By: - January 24, 2000 12:00 am

When it comes to Internet voting, Gov. George Pataki of New York and Gray Davis of California have a similar message: Proceed with caution.

“We want to accelerate the pace of Internet voting,” Davis said. But he stipulated that “we need to develop a secure, reliable system” before offering voters online ballots. Davis predicted that Californians would be voting via Internet within five to seven years, though some Internet executives expect it to come a lot sooner.

Speaking via satellite to a symposium on the future of Internet Voting co-sponsored by the Brookings Institution and Cisco Systems Inc. last week, both governors cited progress in moving forward with voting online in New York and California. Pataki said electronic signatures are now binding in New York, and California passed a digital signature law in 1995.

The governors were joined by a panel of state and federal election officials, voting software providers and representatives of high-tech business and advocacy groups who came together to discuss the mechanics and dilemmas of Internet voting. There was no agreement on exactly how or when Internet voting will be widely available, but most echoed Pataki’s statement that “the thrust will not be from the federal government but from the states.”
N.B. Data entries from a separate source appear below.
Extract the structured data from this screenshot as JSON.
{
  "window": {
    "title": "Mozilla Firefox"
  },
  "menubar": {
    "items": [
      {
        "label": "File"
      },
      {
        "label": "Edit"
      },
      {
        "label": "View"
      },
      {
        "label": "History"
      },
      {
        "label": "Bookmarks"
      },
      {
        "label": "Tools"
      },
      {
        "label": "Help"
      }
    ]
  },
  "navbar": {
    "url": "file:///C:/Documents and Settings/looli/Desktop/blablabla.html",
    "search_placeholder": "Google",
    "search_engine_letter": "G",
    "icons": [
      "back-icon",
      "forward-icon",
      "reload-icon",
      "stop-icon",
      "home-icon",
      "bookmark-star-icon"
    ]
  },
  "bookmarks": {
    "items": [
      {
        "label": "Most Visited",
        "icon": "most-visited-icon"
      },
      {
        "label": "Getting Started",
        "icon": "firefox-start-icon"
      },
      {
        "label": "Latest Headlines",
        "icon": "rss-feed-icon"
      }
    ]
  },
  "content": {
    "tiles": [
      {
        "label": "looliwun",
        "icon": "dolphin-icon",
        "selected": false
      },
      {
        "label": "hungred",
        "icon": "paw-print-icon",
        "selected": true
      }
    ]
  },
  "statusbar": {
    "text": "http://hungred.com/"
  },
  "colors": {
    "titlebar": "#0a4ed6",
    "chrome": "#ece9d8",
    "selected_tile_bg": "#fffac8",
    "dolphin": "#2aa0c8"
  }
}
States are just getting their feet wet with online voting. Alaska held a Republican Party straw poll Monday. Arizona is scheduled to hold the first binding election with online votes, a Democratic primary, March 7 through March 10, though a federal lawsuit was filed by the Virginia-based Voting Integrity Project last Friday in order to block the election. The group says that a large number of voters, especially minorities and the poor, would be hurt by lack of access to the Internet.

Other trials are underway. The Department of Defense is conducting a pilot program with 250 voters from four states: Florida, South Carolina, Texas and Utah. These voters, most of whom are military personnel living overseas, will cast online ballots in the 2000 presidential election.

John Chambers, panelist and CEO of Cisco Systems, predicted that the vast majority of states will have Internet voting options by 2004.

Panelist Anthony Corrado, a Colby College government professor, said that in addition to implementing laws and election rules for Internet voting, states would also need to take up the charge of making sure the “digital divide” doesn’t widen and that Internet voting does not discourage those who don’t have access to a computer or aren’t computer-savvy.

“States will have to get involved in expanding access,” Corrado said. “It is appropriately a state-level responsibility.”

While training for the computer-illiterate may be necessary if elections someday go to an all-online format, Pataki doubted that would happen. “Don’t expect Net voting to replace going to the ballot box,” he said. “I don’t think anyone thinks it will replace voting at the firehouse.”